#93

It’s 4am here where I’m at. Wide awake, lying on a single bed of a 5-star hotel in the middle of KL. Can’t seem to fall asleep because the thought of losing my parents is horrible. And this is probably the FIFTH day of my brain making me feel all paranoid every five minutes. Two weeks since I stopped taking sertraline. Two weeks since I was prescribed with fluvoxamine and epilim. What first seemed like a mild depression, my psychiatrist now thinks it’s bipolar disorder type II.

It’s having a lot of thoughts at one time. It’s being all excited and you can do everything. It’s shopping recklessly. It’s completing a lot of tasks. It’s needing less sleep to function the whole day. Two hours of sleep daily? Aite no problem. It’s feeling like the world is finally on your side. And things decided to work the way they should be. And it’s hypomania.

And then there’s the gloomy day. The physically-tired-for-no-reason days. The days where horrendous thoughts come attacking. Remember the thing you did ten years ago? The society hates you for it. Probably you should just die. Probably you can also eliminate the person saying nasty things to you. Or maybe your parents hate you. Oh girl, now you should tell them to send you to an orphanage or just kill you so you won’t be around anymore. Guuurl, that’s extra as heck. And that.. that’s depressive days.

But everyday? Everyday it’s “but you look okay” or it’s “maybe you need to learn to be grateful”. Sometimes it comes as “some have it harder”.
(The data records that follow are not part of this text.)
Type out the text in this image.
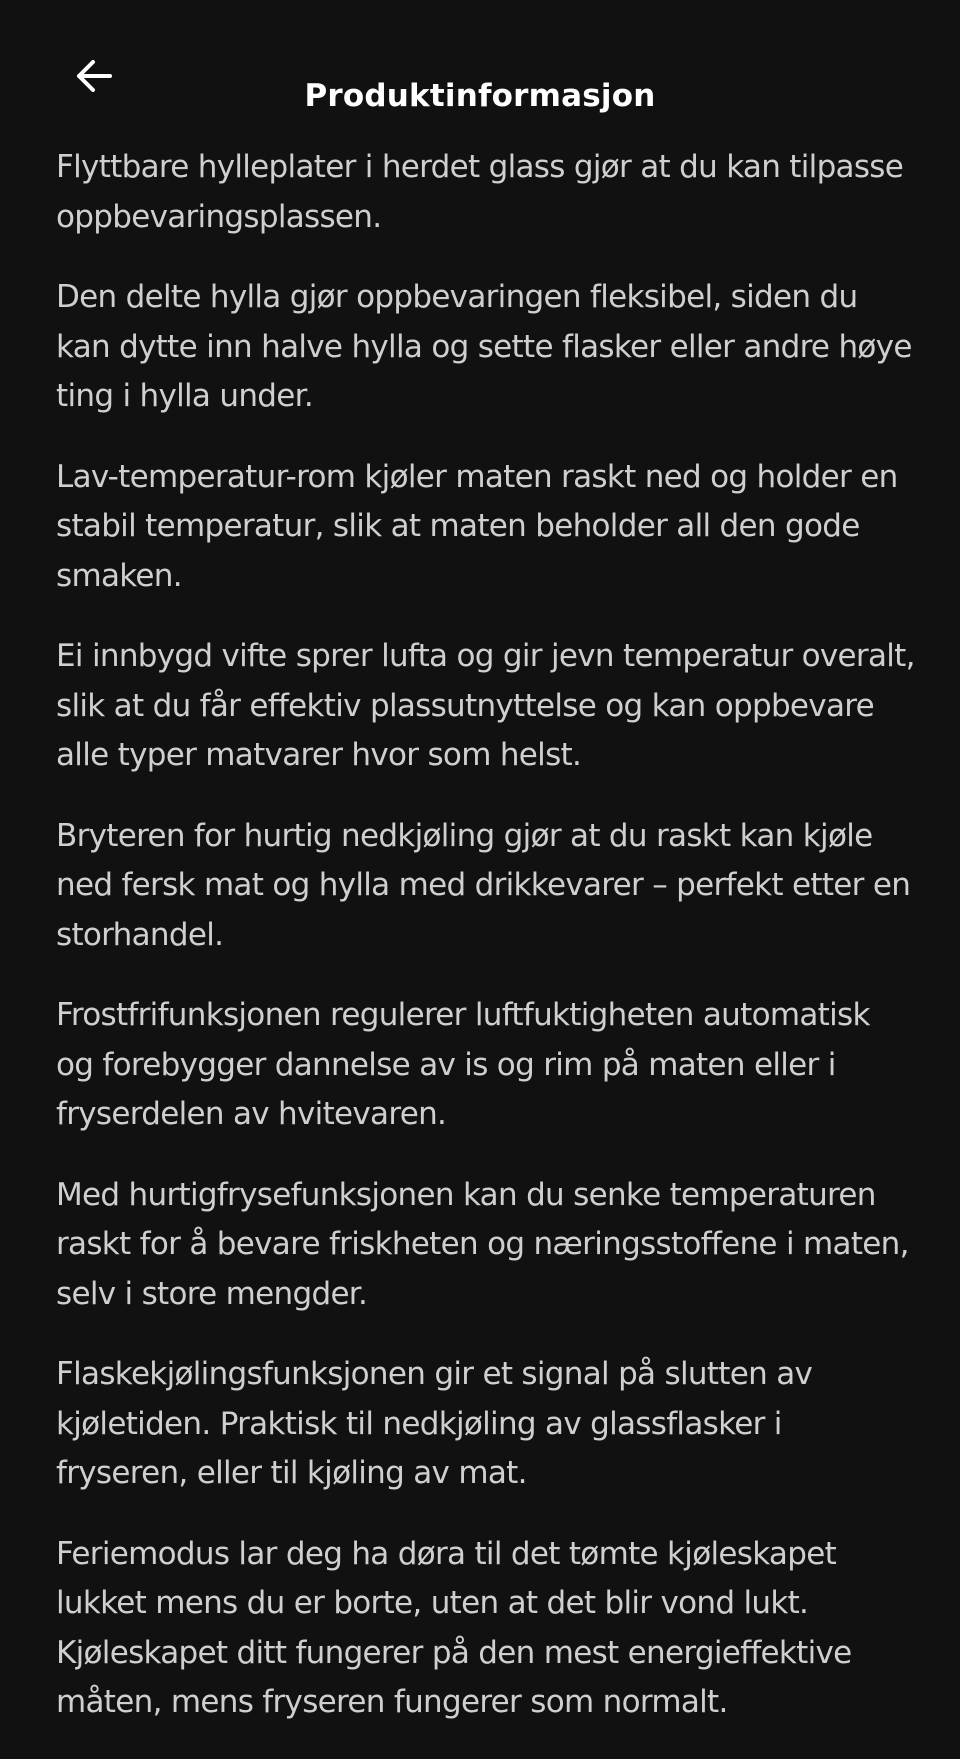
Produktinformasjon

Flyttbare hylleplater i herdet glass gjør at du kan tilpasse oppbevaringsplassen.

Den delte hylla gjør oppbevaringen fleksibel, siden du kan dytte inn halve hylla og sette flasker eller andre høye ting i hylla under.

Lav-temperatur-rom kjøler maten raskt ned og holder en stabil temperatur, slik at maten beholder all den gode smaken.

Ei innbygd vifte sprer lufta og gir jevn temperatur overalt, slik at du får effektiv plassutnyttelse og kan oppbevare alle typer matvarer hvor som helst.

Bryteren for hurtig nedkjøling gjør at du raskt kan kjøle ned fersk mat og hylla med drikkevarer – perfekt etter en storhandel.

Frostfrifunksjonen regulerer luftfuktigheten automatisk og forebygger dannelse av is og rim på maten eller i fryserdelen av hvitevaren.

Med hurtigfrysefunksjonen kan du senke temperaturen raskt for å bevare friskheten og næringsstoffene i maten, selv i store mengder.

Flaskekjølingsfunksjonen gir et signal på slutten av kjøletiden. Praktisk til nedkjøling av glassflasker i fryseren, eller til kjøling av mat.

Feriemodus lar deg ha døra til det tømte kjøleskapet lukket mens du er borte, uten at det blir vond lukt. Kjøleskapet ditt fungerer på den mest energieffektive måten, mens fryseren fungerer som normalt.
I’m selfish for feeling this way. Because I was born in a good family. I had physically, mentally and financially supportive parents. I had great support system from my siblings and friends. I get to take up a course most probably thousands of students would be glad to trade places with me. Maybe I had most things. Maybe I had everything. But the one thing I do not have, is the choice to not feel what I feel. Never had and never would I choose for my serotonin and consequently my brain to function differently.